O som da chuva é tão reconfortante. Me faz sentir bem, segura, em casa. Claro, também me faz me sentir mais sem você, mas isso realmente importa? É parece que sim. Visto um casaco enorme e abro a porta.
O
corredor está vazio. Ninguém quer sair com essa chuva. Eu não me importo.
Preciso de café e chocolate, a mercearia é na esquina. O guarda-chuva enorme me
tampa de qualquer respingo. É uma pena, gosto de pegar chuva. Mas mesmo assim
preciso dele.
O guarda-chuva é seu, você também esqueceu ele, mas eu não me importo mais.
O guarda-chuva é seu, você também esqueceu ele, mas eu não me importo mais.
Quando
abro a porta da mercearia à dona me olha desconfiada. Ninguém sairia com um
temporal desses.
__Boa
tarde. – Grito da porta e vou atrás do meu café e do chocolate.
Pago
tudo a dona da mercearia, uma senhora de uns 70 e poucos anos com cara de
poucos amigos. E um cabelo mal pintado e espetado.
O
guarda-chuva está pingando, isso deve tê-la irritado.
Me
viro para ir embora e congelo. É você. O que faz aqui? Seu rosto mostra tanto
espanto quanto deve estar o meu. Por que você faz isso? Insiste em reaparecer
como uma ferida que não cura?
Não,
me desculpe. A culpa não é sua, eu sei. Saio do meu estado de estupor e dou um
passo. Oras, pare de me olhar, não me tente. Sua barba cresceu de um jeito que
sei que detesta. Sei o que meu olhar diz agora. Diz medo, dor, insegurança, de
fato, mas também diz alegria de um tempo que se foi.
A
dona da mercearia tosse com um ruido seco pra afirmar que quer que eu saia logo, deve estar furiosa porque depois terá que limpar a água que o guarda-chuva pingou. E que continua
pingando mesmo que suavemente. O som das gotas é como o nosso tempo. Pingando,
derretendo, se esvaindo.
__Oi.
– Você dá um passo e me cumprimenta sorrindo.
Do
mesmo jeito que fez quando chegou à minha casa naquela tarde tempestuosa e
molhou todo o chão da minha sala com os pingos do seu guarda-chuva.
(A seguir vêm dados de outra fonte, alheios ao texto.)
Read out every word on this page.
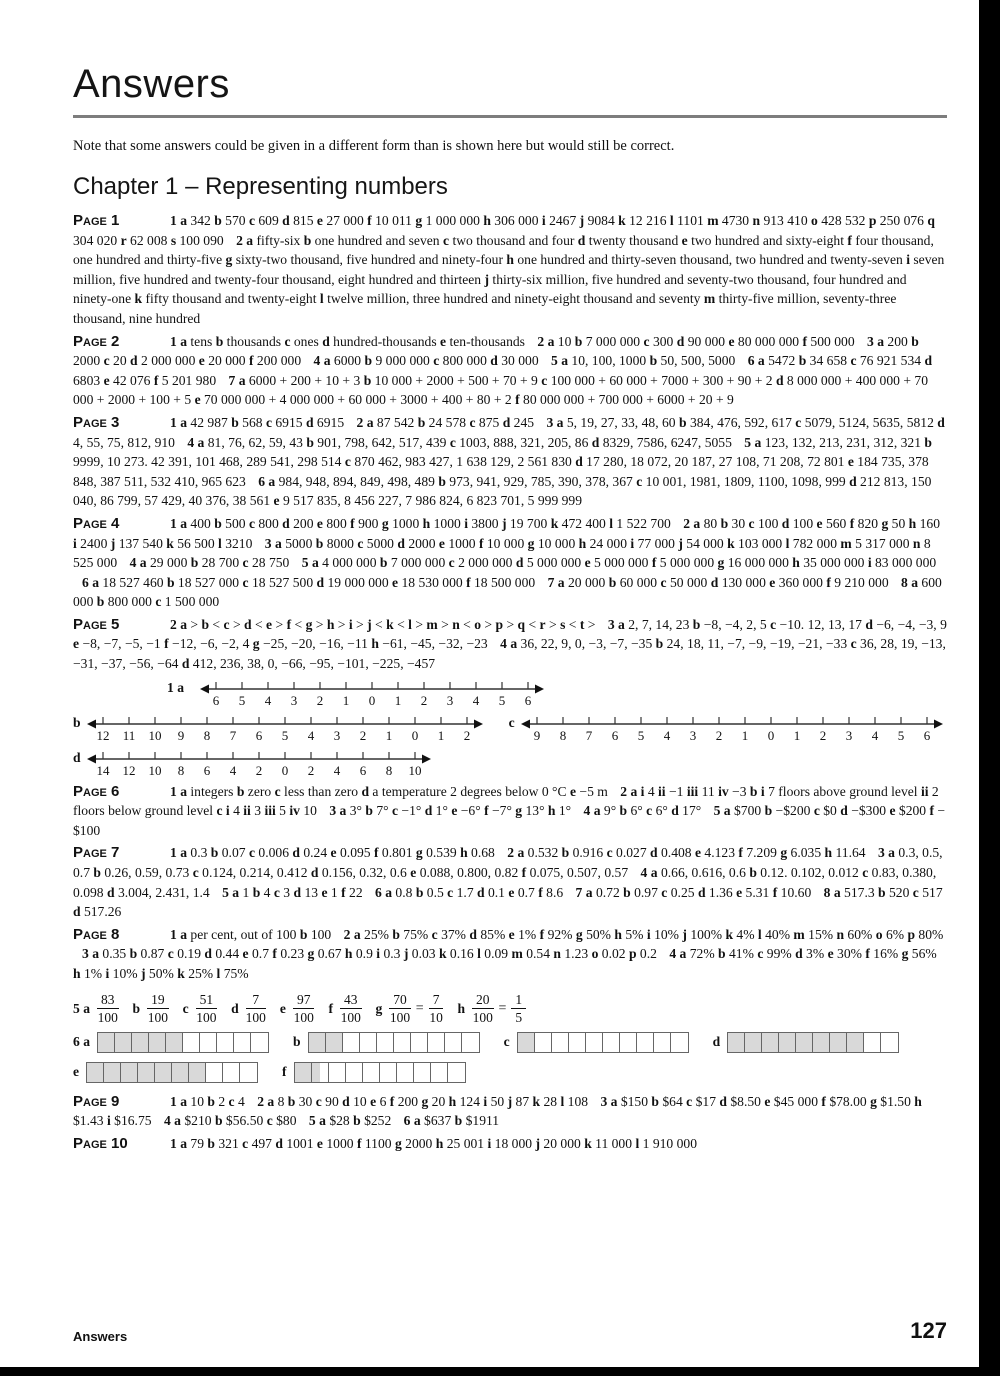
Answers

Note that some answers could be given in a different form than is shown here but would still be correct.

Chapter 1 – Representing numbers

Page 1	1 a 342 b 570 c 609 d 815 e 27 000 f 10 011 g 1 000 000 h 306 000 i 2467 j 9084 k 12 216 l 1101 m 4730 n 913 410 o 428 532 p 250 076 q 304 020 r 62 008 s 100 090 2 a fifty-six b one hundred and seven c two thousand and four d twenty thousand e two hundred and sixty-eight f four thousand, one hundred and thirty-five g sixty-two thousand, five hundred and ninety-four h one hundred and thirty-seven thousand, two hundred and twenty-seven i seven million, five hundred and twenty-four thousand, eight hundred and thirteen j thirty-six million, five hundred and seventy-two thousand, four hundred and ninety-one k fifty thousand and twenty-eight l twelve million, three hundred and ninety-eight thousand and seventy m thirty-five million, seventy-three thousand, nine hundred

Page 2	1 a tens b thousands c ones d hundred-thousands e ten-thousands 2 a 10 b 7 000 000 c 300 d 90 000 e 80 000 000 f 500 000 3 a 200 b 2000 c 20 d 2 000 000 e 20 000 f 200 000 4 a 6000 b 9 000 000 c 800 000 d 30 000 5 a 10, 100, 1000 b 50, 500, 5000 6 a 5472 b 34 658 c 76 921 534 d 6803 e 42 076 f 5 201 980 7 a 6000 + 200 + 10 + 3 b 10 000 + 2000 + 500 + 70 + 9 c 100 000 + 60 000 + 7000 + 300 + 90 + 2 d 8 000 000 + 400 000 + 70 000 + 2000 + 100 + 5 e 70 000 000 + 4 000 000 + 60 000 + 3000 + 400 + 80 + 2 f 80 000 000 + 700 000 + 6000 + 20 + 9

Page 3	1 a 42 987 b 568 c 6915 d 6915 2 a 87 542 b 24 578 c 875 d 245 3 a 5, 19, 27, 33, 48, 60 b 384, 476, 592, 617 c 5079, 5124, 5635, 5812 d 4, 55, 75, 812, 910 4 a 81, 76, 62, 59, 43 b 901, 798, 642, 517, 439 c 1003, 888, 321, 205, 86 d 8329, 7586, 6247, 5055 5 a 123, 132, 213, 231, 312, 321 b 9999, 10 273. 42 391, 101 468, 289 541, 298 514 c 870 462, 983 427, 1 638 129, 2 561 830 d 17 280, 18 072, 20 187, 27 108, 71 208, 72 801 e 184 735, 378 848, 387 511, 532 410, 965 623 6 a 984, 948, 894, 849, 498, 489 b 973, 941, 929, 785, 390, 378, 367 c 10 001, 1981, 1809, 1100, 1098, 999 d 212 813, 150 040, 86 799, 57 429, 40 376, 38 561 e 9 517 835, 8 456 227, 7 986 824, 6 823 701, 5 999 999

Page 4	1 a 400 b 500 c 800 d 200 e 800 f 900 g 1000 h 1000 i 3800 j 19 700 k 472 400 l 1 522 700 2 a 80 b 30 c 100 d 100 e 560 f 820 g 50 h 160 i 2400 j 137 540 k 56 500 l 3210 3 a 5000 b 8000 c 5000 d 2000 e 1000 f 10 000 g 10 000 h 24 000 i 77 000 j 54 000 k 103 000 l 782 000 m 5 317 000 n 8 525 000 4 a 29 000 b 28 700 c 28 750 5 a 4 000 000 b 7 000 000 c 2 000 000 d 5 000 000 e 5 000 000 f 5 000 000 g 16 000 000 h 35 000 000 i 83 000 000 6 a 18 527 460 b 18 527 000 c 18 527 500 d 19 000 000 e 18 530 000 f 18 500 000 7 a 20 000 b 60 000 c 50 000 d 130 000 e 360 000 f 9 210 000 8 a 600 000 b 800 000 c 1 500 000

Page 5	2 a > b < c > d < e > f < g > h > i > j < k < l > m > n < o > p > q < r > s < t > 3 a 2, 7, 14, 23 b −8, −4, 2, 5 c −10. 12, 13, 17 d −6, −4, −3, 9 e −8, −7, −5, −1 f −12, −6, −2, 4 g −25, −20, −16, −11 h −61, −45, −32, −23 4 a 36, 22, 9, 0, −3, −7, −35 b 24, 18, 11, −7, −9, −19, −21, −33 c 36, 28, 19, −13, −31, −37, −56, −64 d 412, 236, 38, 0, −66, −95, −101, −225, −457

1 a
6 5 4 3 2 1 0 1 2 3 4 5 6
b
12 11 10 9 8 7 6 5 4 3 2 1 0 1 2
c
9 8 7 6 5 4 3 2 1 0 1 2 3 4 5 6
d
14 12 10 8 6 4 2 0 2 4 6 8 10

Page 6	1 a integers b zero c less than zero d a temperature 2 degrees below 0 °C e −5 m 2 a i 4 ii −1 iii 11 iv −3 b i 7 floors above ground level ii 2 floors below ground level c i 4 ii 3 iii 5 iv 10 3 a 3° b 7° c −1° d 1° e −6° f −7° g 13° h 1° 4 a 9° b 6° c 6° d 17° 5 a $700 b −$200 c $0 d −$300 e $200 f −$100

Page 7	1 a 0.3 b 0.07 c 0.006 d 0.24 e 0.095 f 0.801 g 0.539 h 0.68 2 a 0.532 b 0.916 c 0.027 d 0.408 e 4.123 f 7.209 g 6.035 h 11.64 3 a 0.3, 0.5, 0.7 b 0.26, 0.59, 0.73 c 0.124, 0.214, 0.412 d 0.156, 0.32, 0.6 e 0.088, 0.800, 0.82 f 0.075, 0.507, 0.57 4 a 0.66, 0.616, 0.6 b 0.12. 0.102, 0.012 c 0.83, 0.380, 0.098 d 3.004, 2.431, 1.4 5 a 1 b 4 c 3 d 13 e 1 f 22 6 a 0.8 b 0.5 c 1.7 d 0.1 e 0.7 f 8.6 7 a 0.72 b 0.97 c 0.25 d 1.36 e 5.31 f 10.60 8 a 517.3 b 520 c 517 d 517.26

Page 8	1 a per cent, out of 100 b 100 2 a 25% b 75% c 37% d 85% e 1% f 92% g 50% h 5% i 10% j 100% k 4% l 40% m 15% n 60% o 6% p 80% 3 a 0.35 b 0.87 c 0.19 d 0.44 e 0.7 f 0.23 g 0.67 h 0.9 i 0.3 j 0.03 k 0.16 l 0.09 m 0.54 n 1.23 o 0.02 p 0.2 4 a 72% b 41% c 99% d 3% e 30% f 16% g 56% h 1% i 10% j 50% k 25% l 75%

5 a $\frac{83}{100}$ b $\frac{19}{100}$ c $\frac{51}{100}$ d $\frac{7}{100}$ e $\frac{97}{100}$ f $\frac{43}{100}$ g $\frac{70}{100} = \frac{7}{10}$ h $\frac{20}{100} = \frac{1}{5}$
6 a	b	c	d
e	f

Page 9	1 a 10 b 2 c 4 2 a 8 b 30 c 90 d 10 e 6 f 200 g 20 h 124 i 50 j 87 k 28 l 108 3 a $150 b $64 c $17 d $8.50 e $45 000 f $78.00 g $1.50 h $1.43 i $16.75 4 a $210 b $56.50 c $80 5 a $28 b $252 6 a $637 b $1911

Page 10	1 a 79 b 321 c 497 d 1001 e 1000 f 1100 g 2000 h 25 001 i 18 000 j 20 000 k 11 000 l 1 910 000

Answers	127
__Por que está brava? Eu limpo – disse
com um sorriso de deboche.
__Molhou tudo, agora vai ser terrível
pra secar e o chão vai ficar muito frio.
__Se você não andasse descalça no
apartamento não teria esse problema. – Chegou perto e me deu um beijo molhado.
__Pendura o guarda-chuva no armário. E não, eu limpo, se você tentar ainda vai
acabar piorando tudo. Faça um café pra gente que até ele ficar pronto eu termino de limpar essa bagunça. – Eu disse apontando pra minúscula cozinha.
Um
trovão me trás de volta ao presente.
__Oi.
O guarda-chuva é seu. – Estico a mão que segura o guarda-chuva e ela fica no
ar, um divisor de águas. O som da chuva diminui.
Você
pega o guarda-chuva. Seguro minha sacola e finalmente saio da mercearia. Para o
desespero da dona eu fui, mas o guarda-chuva ficou. E os pingos também.